AMY GOODMAN: Professor Reverby, I’m racing because we only have a minute, and there have been so many of these experiments, but—and this is an issue that goes to today, as well. But the issue of experimentation on prisoners around this country—a remarkable book called Acres of Skin about experimentation on the skin, the backs of prisoners in the Holmesburg Prison in Pennsylvania. Just amazing. I’m holding this book in front of me. It looks like a checkerboard on their backs.

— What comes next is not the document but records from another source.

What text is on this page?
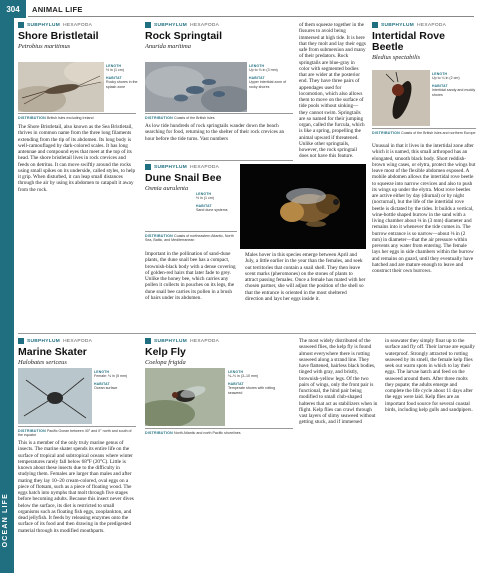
304	ANIMAL LIFE
OCEAN LIFE
SUBPHYLUM HEXAPODA
Shore Bristletail
Petrobius maritimus
LENGTH
½ in (1 cm)
HABITAT
Rocky shores in the splash zone
DISTRIBUTION British Isles excluding Ireland
The Shore Bristletail, also known as the Sea Bristletail, thrives in common name from the three long filaments extending from the tip of its abdomen. Its long body is well-camouflaged by dark-colored scales. It has long antennae and compound eyes that meet at the top of its head. The shore bristletail lives in rock crevices and feeds on detritus. It can move swiftly around the rocks using small spikes on its underside, called styles, to help it grip. When disturbed, it can leap small distances through the air by using its abdomen to catapult it away from the rock.
SUBPHYLUM HEXAPODA
Rock Springtail
Anurida maritima
LENGTH
Up to ⅛ in (3 mm)
HABITAT
Upper intertidal zone of rocky shores
DISTRIBUTION Coasts of the British Isles
As low tide hundreds of rock springtails wander down the beach searching for food, returning to the shelter of their rock crevices an hour before the tide turns. Vast numbers
SUBPHYLUM HEXAPODA
Dune Snail Bee
Osmia aurulenta
LENGTH
½ in (1 cm)
HABITAT
Sand dune systems
DISTRIBUTION Coasts of northeastern Atlantic, North Sea, Baltic, and Mediterranean
Important in the pollination of sand-dune plants, the dune snail bee has a compact, brownish-black body with a dense covering of golden-red hairs that later fade to grey. Unlike the honey bee, which carries any pollen it collects in pouches on its legs, the dune snail bee carries its pollen in a brush of hairs under its abdomen.
of them squeeze together in the fissures to avoid being immersed at high tide. It is here that they molt and lay their eggs safe from submersion and many of their predators. Rock springtails are blue-gray in color with segmented bodies that are wider at the posterior end. They have three pairs of appendages used for locomotion, which also allows them to move on the surface of tide pools without sinking—they cannot swim. Springtails are so named for their jumping organ, called the furcula, which is like a spring, propelling the animal upward if threatened. Unlike other springtails, however, the rock springtail does not have this feature.
Males hover in this species emerge between April and July, a little earlier in the year than the females, and seek out territories that contain a snail shell. They then leave scent marks (pheromones) on the stones of plants to attract passing females. Once a female has mated with her chosen partner, she will adjust the position of the shell so that the entrance is oriented in the most sheltered direction and lays her eggs inside it.
SUBPHYLUM HEXAPODA
Intertidal Rove Beetle
Bledius spectabilis
LENGTH
Up to ¼ in (2 cm)
HABITAT
Intertidal sandy and muddy shores
DISTRIBUTION Coasts of the British Isles and northern Europe
Unusual in that it lives in the intertidal zone after which it is named, this small arthropod has an elongated, smooth black body. Short reddish-brown wing cases, or elytra, protect the wings but leave most of the flexible abdomen exposed. A mobile abdomen allows the intertidal rove beetle to squeeze into narrow crevices and also to push its wings up under the elytra. Most rove beetles are active either by day (diurnal) or by night (nocturnal), but the life of the intertidal rove beetle is dictated by the tides. It builds a vertical, wine-bottle shaped burrow in the sand with a living chamber about ⅛ in (3 mm) diameter and remains into it whenever the tide comes in. The burrow entrance is so narrow—about ⅛ in (2 mm) in diameter—that the air pressure within prevents any water from entering. The female lays her eggs in side chambers within the burrow and remains on guard, until they eventually have hatched and are mature enough to leave and construct their own burrows.
SUBPHYLUM HEXAPODA
Marine Skater
Halobates sericeus
LENGTH
Female: ⅛ in (5 mm)
HABITAT
Ocean surface
DISTRIBUTION Pacific Ocean between 40° and 0° north and south of the equator
This is a member of the only truly marine genus of insects. The marine skater spends its entire life on the surface of tropical and subtropical oceans where winter temperatures rarely fall below 68°F (20°C). Little is known about these insects due to the difficulty in studying them. Females are larger than males and after mating they lay 10–20 cream-colored, oval eggs on a piece of flotsam, such as a piece of floating wood. The eggs hatch into nymphs that molt through five stages before becoming adults. Because this insect never dives below the surface, its diet is restricted to small organisms such as floating fish eggs, zooplankton, and dead jellyfish. It feeds by releasing enzymes onto the surface of its food and then drawing in the predigested material through its modified mouthparts.
SUBPHYLUM HEXAPODA
Kelp Fly
Coelopa frigida
LENGTH
⅛–⅓ in (3–10 mm)
HABITAT
Temperate shores with rotting seaweed
DISTRIBUTION North Atlantic and north Pacific shorelines
The most widely distributed of the seaweed flies, the kelp fly is found almost everywhere there is rotting seaweed along a strand line. They have flattened, hairless black bodies, tinged with gray, and bristly, brownish-yellow legs. Of the two pairs of wings, only the front pair is functional, the hind pair being modified to small club-shaped halteres that act as stabilizers when in flight. Kelp flies can crawl through vast layers of slimy seaweed without getting stuck, and if immersed
in seawater they simply float up to the surface and fly off. Their larvae are equally waterproof. Strongly attracted to rotting seaweed by its smell, the female kelp flies seek out warm spots in which to lay their eggs. The larvae hatch and feed on the seaweed around them. After three molts they pupate; the adults emerge and complete the life cycle about 11 days after the eggs were laid. Kelp flies are an important food source for several coastal birds, including kelp gulls and sandpipers.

SUSAN REVERBY: Right, exactly. I mean, remember, prison research—I mean, one of the things that we’ve stopped is prison research, and there’s actually a debate going on now about whether or not it should be done again. But a lot of American research was done in prisons. In fact, there was an inoculation study after Guatemala that was published in 1954 that was done on prisoners in Sing Sing in upstate New York in 1954. So, this was common to use institutionalized people, who saw this, frankly, as a bonus. In fact, one of the things that’s interesting about prison research is it was done mostly on whites, not blacks, because it was considered a privilege. You got like extra money in the canteen or cigarettes if you participated. And we just have to be cognizant of—we need research. No one should be stopping it. All of us are probably alive because of medical progress and medical research. But the controls need to be there, and absolutely people need to know what’s happening, need to be heard when they think something is wrong. And that is the most important lesson of all of this.

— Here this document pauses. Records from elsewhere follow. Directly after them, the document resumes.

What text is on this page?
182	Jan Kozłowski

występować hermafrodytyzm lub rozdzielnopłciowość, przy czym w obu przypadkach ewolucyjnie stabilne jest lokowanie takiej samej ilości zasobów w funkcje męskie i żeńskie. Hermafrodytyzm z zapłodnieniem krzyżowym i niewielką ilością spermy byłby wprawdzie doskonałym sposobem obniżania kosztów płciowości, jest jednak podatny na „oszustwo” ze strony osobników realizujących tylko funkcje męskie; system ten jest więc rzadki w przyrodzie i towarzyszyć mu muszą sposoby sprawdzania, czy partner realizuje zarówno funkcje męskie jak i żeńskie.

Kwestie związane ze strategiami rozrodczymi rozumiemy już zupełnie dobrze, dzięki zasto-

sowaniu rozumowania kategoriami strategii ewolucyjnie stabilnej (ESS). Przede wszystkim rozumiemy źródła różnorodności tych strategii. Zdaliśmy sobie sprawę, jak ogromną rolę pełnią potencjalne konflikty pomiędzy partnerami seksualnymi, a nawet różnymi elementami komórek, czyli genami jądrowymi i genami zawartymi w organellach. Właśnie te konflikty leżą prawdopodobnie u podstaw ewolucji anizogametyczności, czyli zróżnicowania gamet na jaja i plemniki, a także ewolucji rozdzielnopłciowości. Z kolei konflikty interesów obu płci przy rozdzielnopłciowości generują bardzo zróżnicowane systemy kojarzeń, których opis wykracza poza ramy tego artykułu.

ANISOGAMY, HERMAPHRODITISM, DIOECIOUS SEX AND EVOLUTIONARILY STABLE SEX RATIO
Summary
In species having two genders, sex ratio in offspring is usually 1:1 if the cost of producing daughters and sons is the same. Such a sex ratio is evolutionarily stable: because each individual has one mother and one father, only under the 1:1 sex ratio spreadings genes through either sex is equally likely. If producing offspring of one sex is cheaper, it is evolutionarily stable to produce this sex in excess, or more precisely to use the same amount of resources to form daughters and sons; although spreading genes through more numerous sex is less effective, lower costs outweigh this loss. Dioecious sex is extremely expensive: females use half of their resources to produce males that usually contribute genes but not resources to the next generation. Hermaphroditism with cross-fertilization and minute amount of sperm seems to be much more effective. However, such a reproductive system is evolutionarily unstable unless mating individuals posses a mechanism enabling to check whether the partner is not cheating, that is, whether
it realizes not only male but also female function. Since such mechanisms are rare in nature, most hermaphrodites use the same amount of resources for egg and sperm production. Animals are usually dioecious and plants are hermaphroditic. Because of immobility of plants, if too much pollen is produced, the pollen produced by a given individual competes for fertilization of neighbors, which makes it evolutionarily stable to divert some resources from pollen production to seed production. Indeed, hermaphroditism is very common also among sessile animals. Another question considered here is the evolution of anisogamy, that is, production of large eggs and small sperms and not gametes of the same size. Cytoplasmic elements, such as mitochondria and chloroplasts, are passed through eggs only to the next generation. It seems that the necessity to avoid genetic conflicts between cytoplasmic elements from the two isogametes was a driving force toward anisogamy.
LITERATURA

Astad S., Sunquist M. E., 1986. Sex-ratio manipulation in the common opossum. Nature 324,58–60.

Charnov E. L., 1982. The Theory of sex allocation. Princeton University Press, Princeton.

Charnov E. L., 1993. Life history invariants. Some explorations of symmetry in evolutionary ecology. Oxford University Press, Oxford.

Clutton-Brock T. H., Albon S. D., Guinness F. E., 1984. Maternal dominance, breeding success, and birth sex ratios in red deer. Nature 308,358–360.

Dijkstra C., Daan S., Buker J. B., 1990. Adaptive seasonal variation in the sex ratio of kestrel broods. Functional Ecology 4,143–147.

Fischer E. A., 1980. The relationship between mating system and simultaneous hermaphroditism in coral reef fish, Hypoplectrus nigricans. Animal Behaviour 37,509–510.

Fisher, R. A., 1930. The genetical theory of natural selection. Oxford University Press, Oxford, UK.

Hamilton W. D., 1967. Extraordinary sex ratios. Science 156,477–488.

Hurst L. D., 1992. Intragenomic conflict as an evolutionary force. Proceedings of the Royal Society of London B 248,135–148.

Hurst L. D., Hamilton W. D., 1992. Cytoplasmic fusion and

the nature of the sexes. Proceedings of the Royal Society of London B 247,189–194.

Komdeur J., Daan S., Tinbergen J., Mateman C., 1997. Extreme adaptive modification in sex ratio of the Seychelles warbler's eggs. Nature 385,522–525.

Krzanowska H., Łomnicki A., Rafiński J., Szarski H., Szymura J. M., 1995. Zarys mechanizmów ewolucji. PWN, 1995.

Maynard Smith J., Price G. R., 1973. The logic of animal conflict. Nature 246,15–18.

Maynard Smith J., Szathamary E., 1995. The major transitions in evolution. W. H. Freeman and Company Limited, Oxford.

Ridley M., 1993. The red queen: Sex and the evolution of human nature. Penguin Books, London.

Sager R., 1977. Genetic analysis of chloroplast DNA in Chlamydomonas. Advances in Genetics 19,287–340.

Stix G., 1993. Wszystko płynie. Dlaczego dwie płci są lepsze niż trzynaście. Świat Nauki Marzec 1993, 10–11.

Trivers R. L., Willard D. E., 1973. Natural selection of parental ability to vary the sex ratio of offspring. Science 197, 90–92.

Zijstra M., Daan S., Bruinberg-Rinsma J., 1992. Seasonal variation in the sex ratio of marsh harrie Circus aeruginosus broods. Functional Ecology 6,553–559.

AMY GOODMAN: Susan Reverby, I want to thank you very much for being with us, professor at Wellesley College, medical historian, author of Examining Tuskegee: The Infamous Syphilis Study and its Legacy. That’s one of two books she has written on Tuskegee. And we will continue to follow this story and link to all the previous interviews we’ve done at democracynow.org.
Quote:Yesterday afternoon, Secretary Clinton called President Colom of Colombia [Guatemala] to express both her shock at the discovery of the details of this research and also to apologize on behalf of the American people.

Bullshit.

This isn't an aberration. This is official political policy, more recently in collaboration with Big Pharma.